Wednesday, October 26, 2005

3/15 Killer Waist


Felt like a walking graveyard at 6:30pm today. So did the unthinkable and sent a student downstairs to fetch me a...gasp...Coke. It kicked, but not much. Was losing consciousness in the bus, and feeling hot and sweaty and chilly at the same time in the bus.

At poolside, I found none other than Pete. He says he's not working, might go to Jeju and take over his father's printing press. Good to see him again. he says, "You're looking firm." A very polite way (that's how I know Pete, a gentleman) of saying, "You're a Porker, dude."

Swim: 0:42:44
Distance: 2km
Weight: 84.85kg
Best 100: 1:20 (best 50: 0:39)
4x250m on 4 minutes, leaving on 4:45.
1st km: 17:55 (Best time in a while)

Felt cold walking to Corneli's, but dinner was good, and laughed a lot with Allalie.
Collected my duvet and was actually good walking home with it, since I was wearing shorts, and it offered some extra warm.

The collage above is of the Hawaiian Ironman. South Africa's Raynard Tissink came 7th in the world, on an exceptionally windless and not too hot day in Kona.

There’s laid back, and then there’s Faris Al-Sultan.

He had just become the Ford Ironman World Champion. When asked by the Ironman media folks if he’d like to head up to one of the hotel rooms in the King Kamehameha and have a shower and get some food before the press conference, he wasn’t interested.

“I’ll just have a shower here on the pier, and head up to Taco Bell,” he said.
Earlier this summer, when he arrived in San Diego to train, the folks meeting the German were shocked to see that he was traveling with his bike packed in … a cardboard box.

After he won both of the Timex Ironman Primes during last Saturday’s race, Paula Newby-Fraser said:
“Good, now maybe he’ll be able to afford a bike box.”

Al-Sultan’s approach to the sport is … well, it’s just not like everyone else’s.

At Ironman Canada in 2003, Al-Sultan raced in the 5K fun run before the race (finishing second), and then finished fourth in the race 44-times as long a few days later.

Dave Scott used to strain his cottage cheese … this is a guy who “doesn’t follow any strict diet.” (Taco Bell, anyone?)

How’s this for a bike regimen …

“On the bike, I train outside. If it rains, then I don't go.”

Lest you think that the easy going approach to life means that he doesn’t train much, think again. During the two training camps he did in the United Arab Emirates earlier this year, Al-Sultan “trained as much as possible,” including: 450 miles of biking every week, along with 40 miles of running, and then 10-15 miles in the pool.

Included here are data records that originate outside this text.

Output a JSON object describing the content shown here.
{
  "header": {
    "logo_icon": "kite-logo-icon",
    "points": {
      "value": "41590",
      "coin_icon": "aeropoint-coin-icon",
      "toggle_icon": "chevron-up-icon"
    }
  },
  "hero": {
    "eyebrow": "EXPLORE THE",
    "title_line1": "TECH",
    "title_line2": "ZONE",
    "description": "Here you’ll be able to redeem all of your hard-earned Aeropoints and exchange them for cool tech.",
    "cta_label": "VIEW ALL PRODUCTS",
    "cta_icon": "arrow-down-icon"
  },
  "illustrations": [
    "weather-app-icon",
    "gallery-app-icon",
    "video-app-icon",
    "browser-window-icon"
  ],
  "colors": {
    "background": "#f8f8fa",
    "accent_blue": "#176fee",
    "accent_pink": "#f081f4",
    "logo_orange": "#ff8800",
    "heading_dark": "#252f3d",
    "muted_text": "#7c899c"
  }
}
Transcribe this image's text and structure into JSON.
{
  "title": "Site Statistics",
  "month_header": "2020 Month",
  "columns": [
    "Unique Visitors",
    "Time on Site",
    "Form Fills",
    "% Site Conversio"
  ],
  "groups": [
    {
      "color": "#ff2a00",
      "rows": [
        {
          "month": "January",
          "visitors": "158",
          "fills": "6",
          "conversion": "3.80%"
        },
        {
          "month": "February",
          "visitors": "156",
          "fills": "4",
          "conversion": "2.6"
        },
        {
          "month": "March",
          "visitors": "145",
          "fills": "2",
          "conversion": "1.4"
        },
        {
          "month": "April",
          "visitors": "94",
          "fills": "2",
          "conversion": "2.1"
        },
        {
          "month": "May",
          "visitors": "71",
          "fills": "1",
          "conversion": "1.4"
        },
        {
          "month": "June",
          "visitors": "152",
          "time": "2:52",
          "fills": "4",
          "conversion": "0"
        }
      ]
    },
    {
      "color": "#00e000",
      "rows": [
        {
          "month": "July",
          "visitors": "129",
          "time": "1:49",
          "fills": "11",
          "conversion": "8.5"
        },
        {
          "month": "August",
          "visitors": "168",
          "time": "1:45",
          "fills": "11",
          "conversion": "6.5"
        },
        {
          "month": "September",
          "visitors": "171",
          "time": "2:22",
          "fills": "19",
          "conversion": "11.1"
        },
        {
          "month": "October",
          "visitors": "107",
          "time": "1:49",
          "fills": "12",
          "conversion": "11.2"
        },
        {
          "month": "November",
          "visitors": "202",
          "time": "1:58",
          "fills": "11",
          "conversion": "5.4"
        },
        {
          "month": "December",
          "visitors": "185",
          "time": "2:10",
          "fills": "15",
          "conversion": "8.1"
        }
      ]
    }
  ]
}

(He likes the United Arab Emirates as a training ground because it doesn’t rain much – consistent biking!)

Inspired by Thomas Hellriegel when he saw “Hell-on-wheels” become the first German to win the Ford Ironman World Championship, Al-Sultan’s first Ironman race came less than a year later at Ironman Lanzarote, the race considered to have the toughest Ironman course.


So I like this guy. I like the strong cyclists, because strong runners who win triathlons make for really biring races.

Oh, regarding the title of this post:
There was a Korean woman sitting on the side of the pool, and her waist seemed to kink in exactly where mine bulges out. Need to get that killer instinct in my training if I want to get my waist from whale to ironboard.